By MARIA INES ZAMUDIO
The Salinas Californian
July 15, 2008
About 140 members of the U.S. Air Force and Army National Guard have set up a tent city at the Salinas Municipal Airport this week for disaster-response training. The goal is to improve how the military conducts humanitarian relief efforts, both domestically and abroad, said Col. Phil Miller of the Kentucky National Guard. The Salinas airport is one of five airfields in Central California where the military is conducting simultaneous training exercises, Miller said. In Salinas, the group is acting as first responders to an 8.2 earthquake tsunami that has hit a country called “Califon” and left more than 10,000 casualties. The exercise includes providing around-the-clock air and ground support for numerous C-130 and C-17 aircraft, which will be heard flying over Salinas this week.
“We’re getting ready for a Katrina-like disaster,” said Col. Matt Yotter, who runs the C-17 unit. “If we are ever called to a natural disaster, we’ll be ready and effective.”

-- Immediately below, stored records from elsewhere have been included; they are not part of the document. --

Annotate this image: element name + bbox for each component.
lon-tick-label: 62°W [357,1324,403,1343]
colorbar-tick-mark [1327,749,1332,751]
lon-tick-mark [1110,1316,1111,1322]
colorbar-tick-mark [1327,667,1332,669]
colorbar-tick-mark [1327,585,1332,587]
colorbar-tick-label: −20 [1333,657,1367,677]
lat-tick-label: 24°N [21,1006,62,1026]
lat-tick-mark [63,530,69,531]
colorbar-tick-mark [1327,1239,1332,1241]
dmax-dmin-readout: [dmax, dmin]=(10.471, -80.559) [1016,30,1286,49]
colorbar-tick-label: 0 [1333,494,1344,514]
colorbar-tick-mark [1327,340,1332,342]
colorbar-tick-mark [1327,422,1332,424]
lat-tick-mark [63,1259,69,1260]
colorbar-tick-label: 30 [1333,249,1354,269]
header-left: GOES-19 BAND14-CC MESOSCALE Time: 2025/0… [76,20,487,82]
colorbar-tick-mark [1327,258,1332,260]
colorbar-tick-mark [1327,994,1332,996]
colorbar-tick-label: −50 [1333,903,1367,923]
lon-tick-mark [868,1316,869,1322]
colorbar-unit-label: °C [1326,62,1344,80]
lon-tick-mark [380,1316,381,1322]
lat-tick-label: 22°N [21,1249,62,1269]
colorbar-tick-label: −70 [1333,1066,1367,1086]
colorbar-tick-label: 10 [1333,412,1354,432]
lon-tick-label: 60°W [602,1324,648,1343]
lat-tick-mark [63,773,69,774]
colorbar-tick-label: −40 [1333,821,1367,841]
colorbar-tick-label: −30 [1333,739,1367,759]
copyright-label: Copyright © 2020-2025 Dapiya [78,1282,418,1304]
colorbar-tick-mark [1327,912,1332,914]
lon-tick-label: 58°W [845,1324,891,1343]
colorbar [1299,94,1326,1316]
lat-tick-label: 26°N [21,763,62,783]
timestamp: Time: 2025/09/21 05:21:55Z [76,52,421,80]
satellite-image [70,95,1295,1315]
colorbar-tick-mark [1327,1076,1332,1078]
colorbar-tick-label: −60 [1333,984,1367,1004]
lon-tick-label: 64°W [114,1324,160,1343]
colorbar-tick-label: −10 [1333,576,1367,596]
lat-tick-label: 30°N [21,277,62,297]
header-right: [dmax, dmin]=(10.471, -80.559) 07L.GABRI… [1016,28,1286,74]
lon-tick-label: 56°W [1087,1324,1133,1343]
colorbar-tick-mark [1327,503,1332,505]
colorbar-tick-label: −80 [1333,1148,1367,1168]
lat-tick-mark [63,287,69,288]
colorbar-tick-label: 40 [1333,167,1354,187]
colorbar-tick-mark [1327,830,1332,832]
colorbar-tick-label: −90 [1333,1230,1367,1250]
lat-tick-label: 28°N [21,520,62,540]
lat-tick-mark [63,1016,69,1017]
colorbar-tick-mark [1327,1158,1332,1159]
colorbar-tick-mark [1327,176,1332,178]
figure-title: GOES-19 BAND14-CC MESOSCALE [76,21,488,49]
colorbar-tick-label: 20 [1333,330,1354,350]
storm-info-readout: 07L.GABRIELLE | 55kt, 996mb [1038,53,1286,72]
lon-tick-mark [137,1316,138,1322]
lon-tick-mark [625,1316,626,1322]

The Salinas training involves members of the Travis Air Force Base 572nd Contingency Response Group working alongside their counterparts from the Louisville, Ky.-based 123rd Contingency Response Group with the Kentucky Air National Guard.
The other training locations include the Travis AFB, Schoonover Field in San Luis Obispo, Paso Robles Municipal Airport and Castle Field in Merced. All told, more than 1,000 members of the military are participating in the training, which includes 20 aircraft.
This is the only major Air Force contingency response exercise on the West Coast so far this year, Miller said.
“It is important to stay current,” said Sgt. Larry Burba of Kentucky, who was helping a group build a shower tent Monday. “This training helps us know what to do in case of an emergency, which could potentially save lives.”